Críticas à portaria nº 1.129, editada pelo Ministério do Trabalho, que reformula o conceito de trabalho escravo no Brasil.

Autor
Antonio Carlos Valadares (PSB - Partido Socialista Brasileiro/SE)
Nome completo: Antonio Carlos Valadares
Casa
Senado Federal
Tipo
Discurso
Resumo por assunto
SAUDE:
  • Alerta para as condições precárias oferecidas pelo SUS aos pacientes em tratamento de saúde fora do próprio domicílio.
TRABALHO:
  • Críticas à portaria nº 1.129, editada pelo Ministério do Trabalho, que reformula o conceito de trabalho escravo no Brasil.
Publicação
Publicação no DSF de 08/11/2017 - Página 97
Assuntos
Outros > SAUDE
Outros > TRABALHO
Indexação
  • SOLICITAÇÃO, MINISTERIO DA SAUDE (MS), REVISÃO, VALORES, TABELA, PROGRAMA, TRATAMENTO, DISTANCIA, DOMICILIO.
  • CRITICA, MINISTRO DE ESTADO, MINISTERIO DO TRABALHO (MTB), EDIÇÃO, PORTARIA, REFORMULAÇÃO, CONCEITO, TRABALHO ESCRAVO, BRASIL.

    O SR. ANTONIO CARLOS VALADARES (Bloco Parlamentar Democracia e Cidadania/PSB - SE. Sem apanhamento taquigráfico.) - Senhoras e senhores, Senadoras e Senadores, imaginem a condição de uma pessoa sem recursos, doente, em tratamento médico delicado, distante de casa e da família.

    Agora imaginem que esse enfermo disponha de menos de Vinte e Cinco reais (R$25) para cobrir a diária de hospedagem na cidade estranha. E menos de Nove reais (R$ 9) por dia para se alimentar, o que não paga sequer uma quentinha.

    Pois essa é a rotina de milhares de pacientes do Sistema Único de Saúde, que precisam de apoio para pernoite e alimentação durante tratamento médico longe de suas cidades.

    Quem me chamou a atenção para essa situação foi dona Leda Andrade, da cidade de Estância, do meu estado de Sergipe.

    Essa senhora me enviou um e-mail angustiado. Ela e o filho se tratam em São Paulo e sofrem as consequências da falta de reajuste da tabela do programa Tratamento Fora de Domicílio.

    Esse programa é regulado pela portaria 55, de 1999. Como o próprio nome diz, fornece ajuda de custo a portadores de doenças cujo tratamento só está disponível em localidade distante da residência.

    Mas faz cinco anos que não são reajustados os valores do benefício.

    O Tratamento Fora do Domicílio representa uma relevante política pública porque assegura o atendimento quando esgotados todos os meios existentes na localidade da pessoa doente.
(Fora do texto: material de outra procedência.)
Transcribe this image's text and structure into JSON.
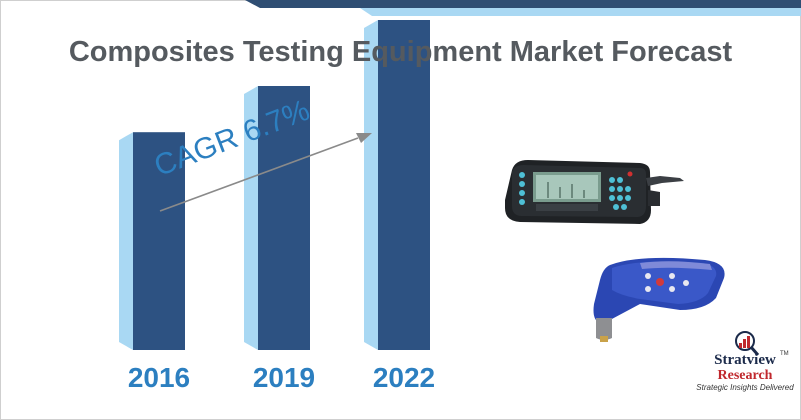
{
  "title": "Composites Testing Equipment Market Forecast",
  "chart_data": {
    "type": "bar",
    "categories": [
      "2016",
      "2019",
      "2022"
    ],
    "values": [
      3.3,
      4.0,
      5.0
    ],
    "annotation": "CAGR 6.7%",
    "xlabel": "",
    "ylabel": "",
    "grid": false,
    "legend": "none"
  },
  "brand": {
    "name": "Stratview",
    "sub": "Research",
    "tagline": "Strategic Insights Delivered",
    "tm": "TM"
  },
  "colors": {
    "bar_front": "#2d5282",
    "bar_side": "#a9d8f3",
    "accent": "#2c7fc0",
    "title": "#555a5f",
    "header_dark": "#2f4e73",
    "header_light": "#a9d8f3"
  },
  "icons": [
    "ultrasonic-flaw-detector-device-icon",
    "coating-thickness-gauge-device-icon",
    "stratview-logo-icon"
  ]
}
    São casos médicos de média e alta complexidade, em geral disponíveis somente nas grandes capitais.

    Ademais, o programa assegura substancial apoio às secretarias de saúde quando necessitam transferir pacientes justamente por não contarem com estrutura adequada.

    É, sem sombra de dúvida, instrumento de redução de desigualdade e de justiça social.

    Os números flutuam, mas, no ano passado, em Sergipe, as estimativas falam em mais de mil atendidos pelo programa Tratamento Fora do Domicílio. Somente no primeiro semestre de 2016, foram 844 sergipanos beneficiados.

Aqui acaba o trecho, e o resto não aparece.